1 Surely it is not expedient for me to boast: yet I will come to visions and revelations of the Lord. 2 I knew a man in Christ, above fourteen years ago (whether in the body I know not, or out of the body I know not; God knoweth) such an one caught up to the third heaven. 3 Yea, I knew such a man (whether in the body or out of the body, I know not, God knoweth) That he was caught up into paradise, 4 and heard unspeakable things, which it is not possible for man to utter. 5 Of such an one I will glory; but I will not glory of myself, unless in my infirmities. 6 For if I should resolve to boast, I should not be a fool; for I speak the truth: but I forbear, lest any one should think of me above what he seeth me, or heareth from me. 7 And lest I should be lifted up with the abundance of the revelations, there was given me a thorn in the flesh, a messenger of Satan, to buffet me, lest I should be lifted up. 8 Concerning this, I besought the Lord thrice, that it might depart from me. 9 But he said to me, My grace is sufficient for thee; for my strength is made perfect in weakness. Most gladly therefore will I rather glory in my weaknesses, that the strength of Christ may rest upon me. 10 Therefore I am well pleased in weaknesses, in reproaches, in necessities, in persecutions, in distresses for Christ's sake; for when I am weak, then I am strong.
11 I am become a fool in boasting; but ye have compelled me: for I ought to have been commended by you: for in nothing have I fallen short of the very chief apostles, though I am nothing. 12 Truly the signs of an apostle were wrought among you, in all patience, in signs, and wonders, and mighty deeds. 13 For wherein were ye inferior to the other churches, unless that I myself was not burdensom to you.
14 Forgive me this wrong. Behold the third time I am ready to come to you: yet I will not be burdensom to you; for I seek not yours, but you; for the children ought not to lay up treasure for the parents, but the parents for the children. 15 And I will most gladly spend, and be spent for your souls, though the more abundantly I love you, the less I am loved. 16 But be it so: I did not burden you: but being crafty, I caught you with guile. 17 Did I make a gain of you by any of them whom I sent to you? 18 I desired Titus, and with him I sent a brother. Did Titus make a gain of you? Did we not walk in the same spirit? In the same steps?

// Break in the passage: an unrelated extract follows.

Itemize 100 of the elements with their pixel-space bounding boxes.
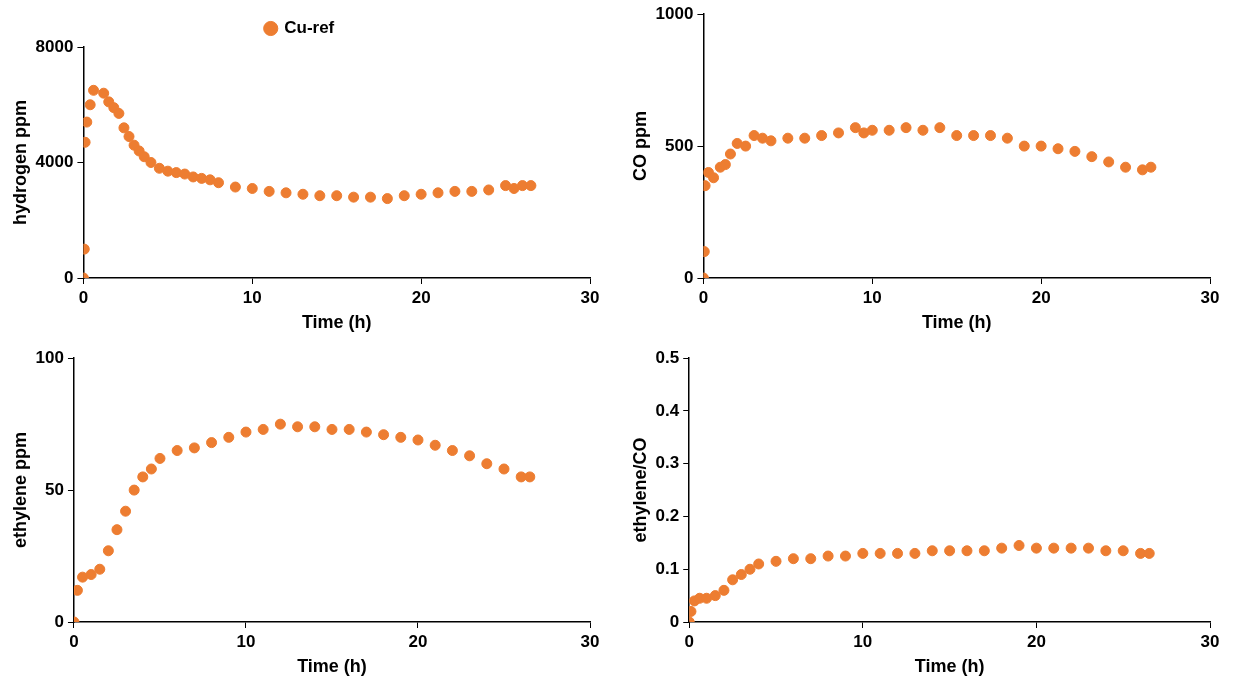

19 Think ye that we again excuse ourselves to you? We speak before God in Christ, and all things, beloved, for your edification. 20 For I fear lest when I come, I should not find you such as I would, and lest I should be found by you such as ye would not: lest there should be contentions, envyings, wraths, strifes, backbitings, whisperings, swellings, tumults, Lest my God should humble me when I come to you again, 21 and I should mourn over many of them who had sinned before, and have not repented of the uncleanness, and fornication, and lasciviousness, which they have committed.